Monday, November 19, 2007

I Want to Live Here 2

Who's Talking About Me and What Are They Saying?

...and we were talking about me because I had found the body.

We are Judith, the velvety resident manager and Tim, the surly maintenance man without the heart of gold. And we would not actually start talking about what a brave, good little assistant manager I had been until after Christmas. I had two days to work myself into a little drama and change the course of a couple of lives just because I can't not help myself to the stuff people leave behind.

(You know what I'm talking about if you've ever moved into an apartment where the landlord hasn't quite finished clearing out the old stuff. You know what I'm talking about if the dumpsters or the curb are piled high with perfectly usable lamps, chairs, kitchen products...boxes of letters and scrapbooks.)

So here's what happened on the 23rd.
Judith, despite her suavity, is not having the best year of her life. She's 35, and perfect. Perfectly groomed, perfectly tailored, sort of beautiful and the kind of manager that has underlings wanting to do their best. She's whipped this fading Cape Canaveral-era complex into a well-kept secret and will doubtless parley that into a career, but this holiday season all she wanted was to get out of town. Without her husband.

And so she did. Our bank manager introduced her to some rich guy or seemingly rich guy and they're off to Big Canoe, yet another concept in weekend living. (big houses, private grounds, gates, lake, leaves). So she's out by mid-morning.

I know this because I was showing a woman named Patty her third townhouse and was standing on the sidewalk wondering if the bitch was shopping me for another complex or was just picky picky picky when Judith drove by in her little red MG (top down), waved and made a "better you than me" face.

Tim's whereabouts were just as easy to explain but I couldn't prove them. He was doing a disappearance. After checking in in the morning in his special way: make coffee, leave grounds, etc., for me to clean up and scatter handful of work orders on dining room table of model/office (so i know he's been there), he evaporates. I did notice his car was not in its usual spot and figured he was off to Buckhead Hardware to nickel and dime the company.

Simple day. Didn't hurt myself steam opening bank report that Judith had left for bank manager to pick up later in day. Collected some rents. Wrote up some work orders. Accepted friendly invite from Nancy and Stephen Baker in 120-C to join them for dinner and collect whatever they didn't want to move or take to Salvation Army.

They live right next door to Abigail, who, evidentally, had been drinking vodka at some point in the day.

Dinner with the Bakers consisted of grilled cheese and bacon sandwiches made on a cast-iron pan Nancy said I could take home with me; she didn't want to move it to Seattle. And a big fat one. And some wine. And another big fat one.

Stephen helped me carry the pan, which he said he wished he could bring with him and offered me money to mail him (I said yes); a box of curtains still attached to their rods; an egg beater, and an ironing board, out their back door and along a poorly lit walkway that runs between two rows of back-to-back townhouses.
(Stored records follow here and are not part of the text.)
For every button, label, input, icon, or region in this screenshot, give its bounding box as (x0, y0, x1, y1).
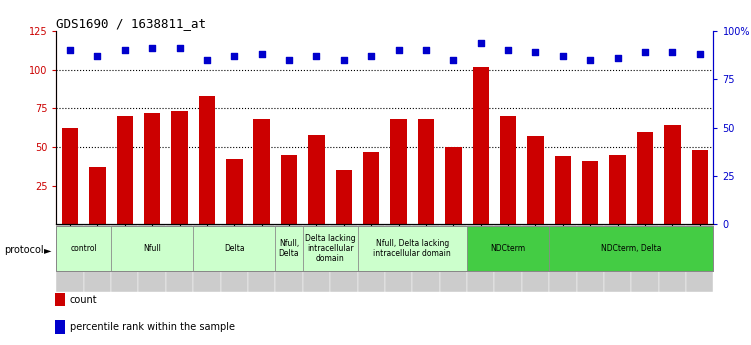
FancyBboxPatch shape (221, 225, 248, 292)
FancyBboxPatch shape (577, 225, 604, 292)
FancyBboxPatch shape (276, 226, 303, 271)
FancyBboxPatch shape (357, 225, 385, 292)
Text: count: count (70, 295, 98, 305)
Bar (500, 116, 517, 224)
Point (173, 46, 185, 51)
Bar (89, 167, 106, 224)
Point (475, 40, 487, 46)
Bar (226, 159, 243, 224)
Point (529, 50, 541, 55)
FancyBboxPatch shape (166, 225, 193, 292)
FancyBboxPatch shape (248, 225, 276, 292)
FancyBboxPatch shape (632, 225, 659, 292)
FancyBboxPatch shape (522, 225, 549, 292)
Point (448, 57, 460, 63)
Bar (144, 113, 161, 224)
Text: NDCterm: NDCterm (490, 244, 526, 253)
Point (92, 53, 104, 59)
Point (283, 57, 295, 63)
Bar (171, 111, 188, 224)
Text: Nfull,
Delta: Nfull, Delta (279, 239, 300, 258)
Text: Delta: Delta (224, 244, 245, 253)
FancyBboxPatch shape (357, 226, 467, 271)
Text: protocol: protocol (4, 245, 44, 255)
Bar (281, 155, 297, 224)
Point (584, 57, 596, 63)
Text: Nfull: Nfull (143, 244, 161, 253)
Point (502, 48, 514, 53)
FancyBboxPatch shape (439, 225, 467, 292)
FancyBboxPatch shape (83, 225, 111, 292)
FancyBboxPatch shape (193, 225, 221, 292)
FancyBboxPatch shape (111, 225, 138, 292)
FancyBboxPatch shape (193, 226, 276, 271)
FancyBboxPatch shape (56, 226, 111, 271)
FancyBboxPatch shape (467, 226, 549, 271)
Bar (609, 155, 626, 224)
FancyBboxPatch shape (385, 225, 412, 292)
Text: NDCterm, Delta: NDCterm, Delta (601, 244, 662, 253)
Bar (55, 293, 65, 306)
FancyBboxPatch shape (549, 226, 713, 271)
Bar (336, 170, 352, 224)
Point (666, 50, 678, 55)
Bar (62, 128, 78, 224)
Point (201, 57, 213, 63)
FancyBboxPatch shape (111, 226, 193, 271)
Point (228, 53, 240, 59)
Point (64, 48, 76, 53)
Point (338, 57, 350, 63)
Bar (391, 119, 407, 224)
Text: percentile rank within the sample: percentile rank within the sample (70, 322, 235, 332)
FancyBboxPatch shape (56, 225, 83, 292)
Bar (253, 119, 270, 224)
Bar (363, 151, 379, 224)
Point (420, 48, 432, 53)
Point (255, 51, 267, 57)
Bar (55, 320, 65, 334)
Bar (445, 147, 462, 224)
FancyBboxPatch shape (412, 225, 439, 292)
Bar (692, 150, 708, 224)
Bar (116, 116, 133, 224)
Bar (555, 156, 571, 224)
Bar (308, 135, 324, 224)
Text: Nfull, Delta lacking
intracellular domain: Nfull, Delta lacking intracellular domai… (373, 239, 451, 258)
Bar (664, 125, 680, 224)
FancyBboxPatch shape (138, 225, 166, 292)
FancyBboxPatch shape (494, 225, 522, 292)
Point (365, 53, 377, 59)
Bar (418, 119, 434, 224)
Bar (637, 131, 653, 224)
Bar (199, 96, 215, 224)
Point (119, 48, 131, 53)
Text: control: control (71, 244, 97, 253)
Bar (472, 67, 489, 224)
FancyBboxPatch shape (604, 225, 632, 292)
Point (611, 55, 623, 61)
Text: GDS1690 / 1638811_at: GDS1690 / 1638811_at (56, 17, 207, 30)
FancyBboxPatch shape (330, 225, 357, 292)
Point (393, 48, 405, 53)
Point (556, 53, 569, 59)
Bar (582, 161, 599, 224)
Point (146, 46, 158, 51)
FancyBboxPatch shape (659, 225, 686, 292)
Text: Delta lacking
intracellular
domain: Delta lacking intracellular domain (305, 234, 355, 263)
FancyBboxPatch shape (276, 225, 303, 292)
FancyBboxPatch shape (467, 225, 494, 292)
Text: ►: ► (44, 245, 51, 255)
Point (310, 53, 322, 59)
FancyBboxPatch shape (686, 225, 713, 292)
FancyBboxPatch shape (549, 225, 577, 292)
Bar (527, 136, 544, 224)
FancyBboxPatch shape (303, 225, 330, 292)
Point (694, 51, 706, 57)
Point (639, 50, 651, 55)
FancyBboxPatch shape (303, 226, 357, 271)
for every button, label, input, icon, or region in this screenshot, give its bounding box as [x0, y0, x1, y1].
My own townhouse is further along the complex. I was heading back with him for more stuff when, just passing Abigail's unit, I noticed the back gate (ramshackle wooden affair) to her patio was unlatched. I peeked in to see what she'd done to the patio and saw that her sliding glass door, which at midnight should have been closed, latched and secured with a broom handle, was open.

Stephen and I, still mildly buzzed, looked at each other.
"If that was your place, would you want your assistant manager closing that door?"
"I'd want her to check it out," he said.
So we did.
Abigail was stretched out on the sofa, one foot dangling, one arm behind her head, the other clutching a princess phone that lay across her chest.
I used it to call the operator.

1 comment:

Anonymous said...

So what happens next? Despite a personal dislike of first person narrative in fiction, I am getting interested.